Bacaini.id, JOMBANG – Di depan rumahnya, Samsiran tampak sibuk memasukan biji kopi yang sudah dikupas kulitnya ke puluhan drum. Drum yang berjajar rapi itu berisikan bahan produksi kopi bacem andalannya.
Disetiap drum yang tertata rapi itu juga tercantum tanggal dan bulan, sebagai tanda waktu. Pasalnya, setiap satu bulan sekali, satu persatu drum tersebut harus dibuka untuk mengetahui hasil dan aromanya.
Di gudang milik warga Desa Sambirejo, Kecamatan Wonosalam, Jombang itu ada sekitar 12 drum yang siap dipanen setiap bulannya. Tentu saja Samsiran sengaja menyimpannya, karena ini merupakan trobosan barunya dalam mengolah kopi asli Wonosalam.
Kopi-kopi tersebut sedang menjalani proses fermentasi, tetapi bukan fermentasi luwak yang sudah lumrah dilakukan oleh para produsen kopi. Dengan cara berbeda ini, Samsiran ingin membuat kopi dengan aroma dan cita rasa lokal.
“Biji kopi saya rendam di dalam drum berisi air madu dan kemudian didiamkan minimal selama tujuh bulan,” kata Samsiran kepada Bacaini.id, Senin, 19 September 2022.
Pria berusia 58 tahun itu mengaku ide tersebut muncul dari kebiasaan nenek moyangnya yang hidup diera jajahan Belanda. Pada saat itu, biji kopi direndam menggunakan cucian air beras di dalam gentong selama berbulan-bulan.
Tidak hanya memiliki rasa dan aroma yang khas, proses perendaman biji kopi dapat mengurangi kadar kafein pada kopi. Kebiasaan itulah yang ingin kembali dilestarikan oleh Samsiran.
“Biar generasi sekarang juga merasakan sensasi menikmati kopi yang berbeda ini,” imbuhnya.
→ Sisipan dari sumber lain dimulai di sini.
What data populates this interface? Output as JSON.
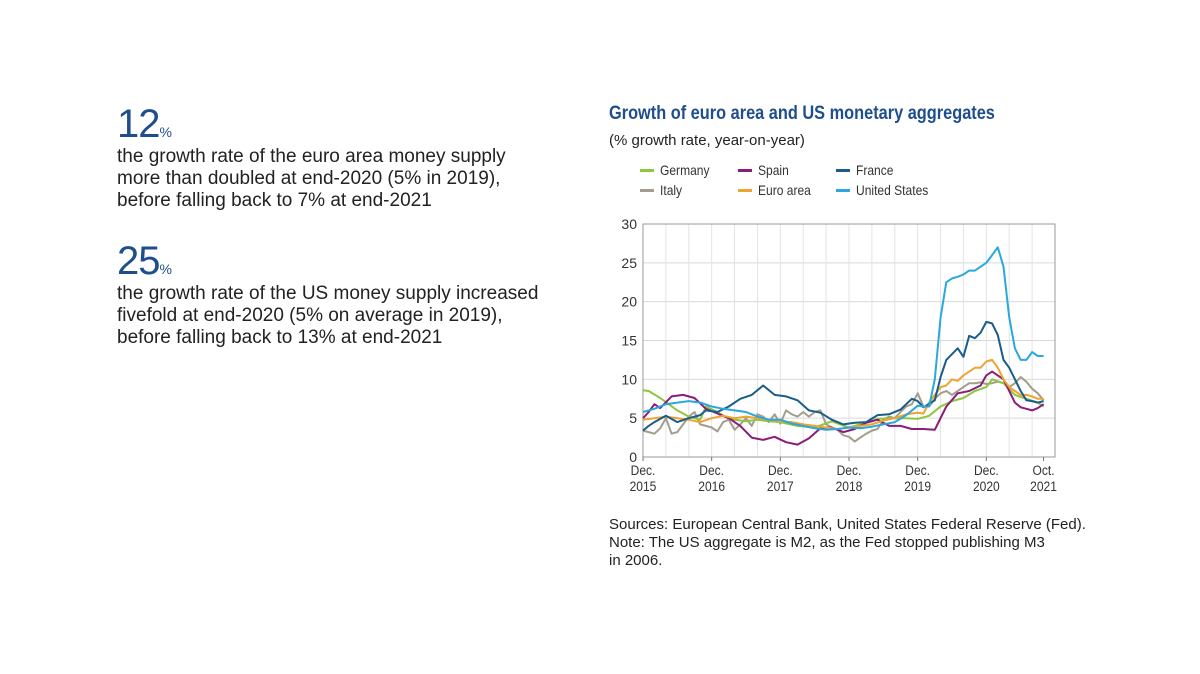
{
  "stats": [
    {
      "value": "12",
      "unit": "%",
      "text": "the growth rate of the euro area money supply more than doubled at end-2020 (5% in 2019), before falling back to 7% at end-2021"
    },
    {
      "value": "25",
      "unit": "%",
      "text": "the growth rate of the US money supply increased fivefold at end-2020 (5% on average in 2019), before falling back to 13% at end-2021"
    }
  ],
  "colors": {
    "accent": "#1f4e8c"
  },
  "chart_data": {
    "type": "line",
    "title": "Growth of euro area and US monetary aggregates",
    "subtitle": "(% growth rate, year-on-year)",
    "ylim": [
      0,
      30
    ],
    "yticks": [
      0,
      5,
      10,
      15,
      20,
      25,
      30
    ],
    "xticks": [
      {
        "label": [
          "Dec.",
          "2015"
        ],
        "month": 0
      },
      {
        "label": [
          "Dec.",
          "2016"
        ],
        "month": 12
      },
      {
        "label": [
          "Dec.",
          "2017"
        ],
        "month": 24
      },
      {
        "label": [
          "Dec.",
          "2018"
        ],
        "month": 36
      },
      {
        "label": [
          "Dec.",
          "2019"
        ],
        "month": 48
      },
      {
        "label": [
          "Dec.",
          "2020"
        ],
        "month": 60
      },
      {
        "label": [
          "Oct.",
          "2021"
        ],
        "month": 70
      }
    ],
    "grid": true,
    "legend_position": "top",
    "series": [
      {
        "name": "Germany",
        "color": "#8dc63f",
        "anchors": [
          [
            0,
            8.6
          ],
          [
            1,
            8.5
          ],
          [
            3,
            7.6
          ],
          [
            6,
            6.0
          ],
          [
            8,
            5.2
          ],
          [
            10,
            4.8
          ],
          [
            11,
            6.5
          ],
          [
            13,
            5.8
          ],
          [
            15,
            4.9
          ],
          [
            18,
            4.6
          ],
          [
            20,
            4.8
          ],
          [
            22,
            4.6
          ],
          [
            24,
            4.5
          ],
          [
            27,
            4.0
          ],
          [
            30,
            3.8
          ],
          [
            33,
            4.6
          ],
          [
            36,
            3.8
          ],
          [
            38,
            4.2
          ],
          [
            41,
            4.9
          ],
          [
            43,
            5.0
          ],
          [
            46,
            5.0
          ],
          [
            48,
            4.9
          ],
          [
            50,
            5.3
          ],
          [
            52,
            6.5
          ],
          [
            54,
            7.2
          ],
          [
            56,
            7.6
          ],
          [
            58,
            8.5
          ],
          [
            60,
            9.0
          ],
          [
            61,
            10.0
          ],
          [
            63,
            9.5
          ],
          [
            65,
            8.0
          ],
          [
            67,
            7.5
          ],
          [
            69,
            7.0
          ],
          [
            70,
            6.5
          ]
        ]
      },
      {
        "name": "Spain",
        "color": "#8b1c7a",
        "anchors": [
          [
            0,
            5.0
          ],
          [
            1,
            5.8
          ],
          [
            2,
            6.8
          ],
          [
            3,
            6.3
          ],
          [
            5,
            7.8
          ],
          [
            7,
            8.0
          ],
          [
            9,
            7.6
          ],
          [
            11,
            6.2
          ],
          [
            13,
            5.6
          ],
          [
            15,
            5.0
          ],
          [
            17,
            4.0
          ],
          [
            19,
            2.5
          ],
          [
            21,
            2.2
          ],
          [
            23,
            2.6
          ],
          [
            25,
            1.9
          ],
          [
            27,
            1.6
          ],
          [
            29,
            2.4
          ],
          [
            31,
            3.7
          ],
          [
            33,
            3.8
          ],
          [
            35,
            3.2
          ],
          [
            37,
            3.6
          ],
          [
            39,
            4.4
          ],
          [
            41,
            4.8
          ],
          [
            43,
            4.0
          ],
          [
            45,
            4.0
          ],
          [
            47,
            3.6
          ],
          [
            49,
            3.6
          ],
          [
            51,
            3.5
          ],
          [
            53,
            6.5
          ],
          [
            55,
            8.2
          ],
          [
            57,
            8.5
          ],
          [
            59,
            9.2
          ],
          [
            60,
            10.5
          ],
          [
            61,
            11.0
          ],
          [
            63,
            10.0
          ],
          [
            65,
            7.0
          ],
          [
            66,
            6.4
          ],
          [
            67,
            6.2
          ],
          [
            68,
            6.0
          ],
          [
            69,
            6.3
          ],
          [
            70,
            6.8
          ]
        ]
      },
      {
        "name": "France",
        "color": "#1a5c8a",
        "anchors": [
          [
            0,
            3.4
          ],
          [
            1,
            4.0
          ],
          [
            2,
            4.5
          ],
          [
            4,
            5.3
          ],
          [
            6,
            4.5
          ],
          [
            8,
            5.0
          ],
          [
            10,
            5.4
          ],
          [
            11,
            6.0
          ],
          [
            13,
            5.8
          ],
          [
            15,
            6.5
          ],
          [
            17,
            7.5
          ],
          [
            19,
            8.0
          ],
          [
            21,
            9.2
          ],
          [
            23,
            8.0
          ],
          [
            25,
            7.8
          ],
          [
            27,
            7.3
          ],
          [
            29,
            6.0
          ],
          [
            31,
            5.7
          ],
          [
            33,
            4.8
          ],
          [
            35,
            4.2
          ],
          [
            37,
            4.4
          ],
          [
            39,
            4.5
          ],
          [
            41,
            5.4
          ],
          [
            43,
            5.5
          ],
          [
            45,
            6.1
          ],
          [
            47,
            7.5
          ],
          [
            48,
            7.2
          ],
          [
            49,
            6.4
          ],
          [
            51,
            7.3
          ],
          [
            52,
            10.3
          ],
          [
            53,
            12.5
          ],
          [
            55,
            14.0
          ],
          [
            56,
            12.9
          ],
          [
            57,
            15.6
          ],
          [
            58,
            15.3
          ],
          [
            59,
            16.0
          ],
          [
            60,
            17.4
          ],
          [
            61,
            17.2
          ],
          [
            62,
            15.7
          ],
          [
            63,
            12.5
          ],
          [
            64,
            11.5
          ],
          [
            66,
            8.5
          ],
          [
            67,
            7.3
          ],
          [
            68,
            7.2
          ],
          [
            69,
            7.0
          ],
          [
            70,
            7.2
          ]
        ]
      },
      {
        "name": "Italy",
        "color": "#a39d8c",
        "anchors": [
          [
            0,
            3.4
          ],
          [
            1,
            3.2
          ],
          [
            2,
            3.0
          ],
          [
            3,
            3.7
          ],
          [
            4,
            5.0
          ],
          [
            5,
            3.0
          ],
          [
            6,
            3.2
          ],
          [
            7,
            4.2
          ],
          [
            8,
            5.2
          ],
          [
            9,
            5.8
          ],
          [
            10,
            4.2
          ],
          [
            11,
            4.0
          ],
          [
            12,
            3.8
          ],
          [
            13,
            3.3
          ],
          [
            14,
            4.5
          ],
          [
            15,
            4.8
          ],
          [
            16,
            3.5
          ],
          [
            17,
            4.2
          ],
          [
            18,
            5.0
          ],
          [
            19,
            4.0
          ],
          [
            20,
            5.5
          ],
          [
            21,
            5.2
          ],
          [
            22,
            4.5
          ],
          [
            23,
            5.5
          ],
          [
            24,
            4.3
          ],
          [
            25,
            6.0
          ],
          [
            26,
            5.5
          ],
          [
            27,
            5.2
          ],
          [
            28,
            5.8
          ],
          [
            29,
            5.2
          ],
          [
            30,
            5.8
          ],
          [
            31,
            6.0
          ],
          [
            32,
            4.2
          ],
          [
            33,
            3.8
          ],
          [
            34,
            3.5
          ],
          [
            35,
            2.8
          ],
          [
            36,
            2.6
          ],
          [
            37,
            2.0
          ],
          [
            38,
            2.5
          ],
          [
            39,
            3.0
          ],
          [
            40,
            3.4
          ],
          [
            41,
            3.6
          ],
          [
            42,
            4.8
          ],
          [
            43,
            5.2
          ],
          [
            44,
            5.0
          ],
          [
            45,
            5.8
          ],
          [
            46,
            6.5
          ],
          [
            47,
            6.8
          ],
          [
            48,
            8.2
          ],
          [
            49,
            6.5
          ],
          [
            50,
            6.5
          ],
          [
            51,
            7.5
          ],
          [
            52,
            8.2
          ],
          [
            53,
            8.5
          ],
          [
            54,
            8.0
          ],
          [
            55,
            8.5
          ],
          [
            56,
            9.0
          ],
          [
            57,
            9.5
          ],
          [
            58,
            9.5
          ],
          [
            59,
            9.6
          ],
          [
            60,
            9.4
          ],
          [
            61,
            9.5
          ],
          [
            62,
            9.7
          ],
          [
            63,
            9.5
          ],
          [
            64,
            9.0
          ],
          [
            65,
            9.5
          ],
          [
            66,
            10.3
          ],
          [
            67,
            9.7
          ],
          [
            68,
            8.8
          ],
          [
            69,
            8.2
          ],
          [
            70,
            7.3
          ]
        ]
      },
      {
        "name": "Euro area",
        "color": "#f0a330",
        "anchors": [
          [
            0,
            4.8
          ],
          [
            2,
            5.0
          ],
          [
            4,
            5.2
          ],
          [
            6,
            5.0
          ],
          [
            8,
            4.8
          ],
          [
            10,
            4.5
          ],
          [
            12,
            5.0
          ],
          [
            14,
            5.3
          ],
          [
            16,
            5.0
          ],
          [
            18,
            5.2
          ],
          [
            20,
            5.0
          ],
          [
            22,
            4.8
          ],
          [
            24,
            4.6
          ],
          [
            26,
            4.5
          ],
          [
            28,
            4.2
          ],
          [
            30,
            4.0
          ],
          [
            32,
            3.8
          ],
          [
            34,
            3.6
          ],
          [
            36,
            3.8
          ],
          [
            38,
            4.0
          ],
          [
            40,
            4.2
          ],
          [
            42,
            4.7
          ],
          [
            44,
            5.0
          ],
          [
            46,
            5.5
          ],
          [
            48,
            5.7
          ],
          [
            49,
            5.6
          ],
          [
            50,
            7.0
          ],
          [
            51,
            8.0
          ],
          [
            52,
            9.0
          ],
          [
            53,
            9.2
          ],
          [
            54,
            10.0
          ],
          [
            55,
            9.8
          ],
          [
            56,
            10.5
          ],
          [
            57,
            11.0
          ],
          [
            58,
            11.5
          ],
          [
            59,
            11.5
          ],
          [
            60,
            12.3
          ],
          [
            61,
            12.5
          ],
          [
            62,
            11.5
          ],
          [
            63,
            10.0
          ],
          [
            64,
            9.0
          ],
          [
            65,
            8.5
          ],
          [
            66,
            8.0
          ],
          [
            67,
            8.0
          ],
          [
            68,
            7.8
          ],
          [
            69,
            7.5
          ],
          [
            70,
            7.5
          ]
        ]
      },
      {
        "name": "United States",
        "color": "#2aa8dc",
        "anchors": [
          [
            0,
            5.8
          ],
          [
            2,
            6.2
          ],
          [
            4,
            6.8
          ],
          [
            6,
            7.0
          ],
          [
            8,
            7.2
          ],
          [
            10,
            7.0
          ],
          [
            12,
            6.5
          ],
          [
            14,
            6.2
          ],
          [
            16,
            6.0
          ],
          [
            18,
            5.8
          ],
          [
            20,
            5.2
          ],
          [
            22,
            4.8
          ],
          [
            24,
            4.8
          ],
          [
            26,
            4.3
          ],
          [
            28,
            4.0
          ],
          [
            30,
            3.7
          ],
          [
            32,
            3.5
          ],
          [
            34,
            3.6
          ],
          [
            36,
            3.8
          ],
          [
            38,
            3.7
          ],
          [
            40,
            3.9
          ],
          [
            42,
            4.2
          ],
          [
            44,
            4.5
          ],
          [
            46,
            5.4
          ],
          [
            48,
            6.6
          ],
          [
            49,
            6.5
          ],
          [
            50,
            6.5
          ],
          [
            51,
            10.0
          ],
          [
            52,
            18.0
          ],
          [
            53,
            22.5
          ],
          [
            54,
            23.0
          ],
          [
            55,
            23.2
          ],
          [
            56,
            23.5
          ],
          [
            57,
            24.0
          ],
          [
            58,
            24.0
          ],
          [
            59,
            24.5
          ],
          [
            60,
            25.0
          ],
          [
            61,
            26.0
          ],
          [
            62,
            27.0
          ],
          [
            63,
            24.5
          ],
          [
            64,
            18.0
          ],
          [
            65,
            14.0
          ],
          [
            66,
            12.5
          ],
          [
            67,
            12.5
          ],
          [
            68,
            13.5
          ],
          [
            69,
            13.0
          ],
          [
            70,
            13.0
          ]
        ]
      }
    ]
  },
  "sources": [
    "Sources: European Central Bank, United States Federal Reserve (Fed).",
    "Note: The US aggregate is M2, as the Fed stopped publishing M3",
    "in 2006."
  ]
}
Untuk proses produksi, dia menggunakan hasil panen biji kopi yang ditanam di kebun miliknya. Begitu juga dengan madu, Samsiran sendiri selama ini memang memiliki usaha budidaya tawon madu.
Setiap kali panen, Samsiran memang sengaja menyimpan dulu biji kopi di dalam gudang untuk diproduksi secara bertahap sekaligus dalam jumlah banyak. Proses produksi kopi yang disebut kopi bacem ini juga tidak sulit.
Pria yang merupakan pensiunan guru ini menjelaskan biji kopi dan madu ditimbang sesuai takaran. Kemudian kedua bahan itu dicampur dengan air di dalam drum. Selanjutnya diaduk sampai rata, ditutup rapat dan dibiarkan selama kurang lebih tujuh bulan.
Hasil fermentasi kopi bacem ini akan tampak berwarna kecoklatan dengan perpaduan aroma khas kopi dan juga madu. Setelah ditiriskan, kopi bacem ini kemudian dijemur di bawah terik matahari.
“Saat dijemur, aromanya saja sudah beda dengan kopi original. Apalagi saat diseduh, aroma kopi bacem ini lebih kuat daripada kopi biasa,” ujar Samsiran berpromosi.
Selain menawarkan kopi rendah kafein, rasa kopi exelsa dengan ciri khas asam berpadu dengan manisnya madu, kopi bacem buatan Samsiran langsung mendapat hati konsumen. Bahkan sejak pertama kali dipasarkan.
Sampai saat ini kopi bacem sudah menjangkau pasaran di sejumlah daerah di Jawa Timur, Jawa Tengah hingga DKI Jakarta. Tidak heran jika setiap satu bulan, Samsiran mampu menghabiskan hampir setengah kwintal kopi bacem.
“Kalau harga memang lebih mahal sekitar lima kali lipat daei kopi biasa. Satu kilogram bisa dijual dengan harga Rp250.000, tergantung kemasannya,” pungkasnya.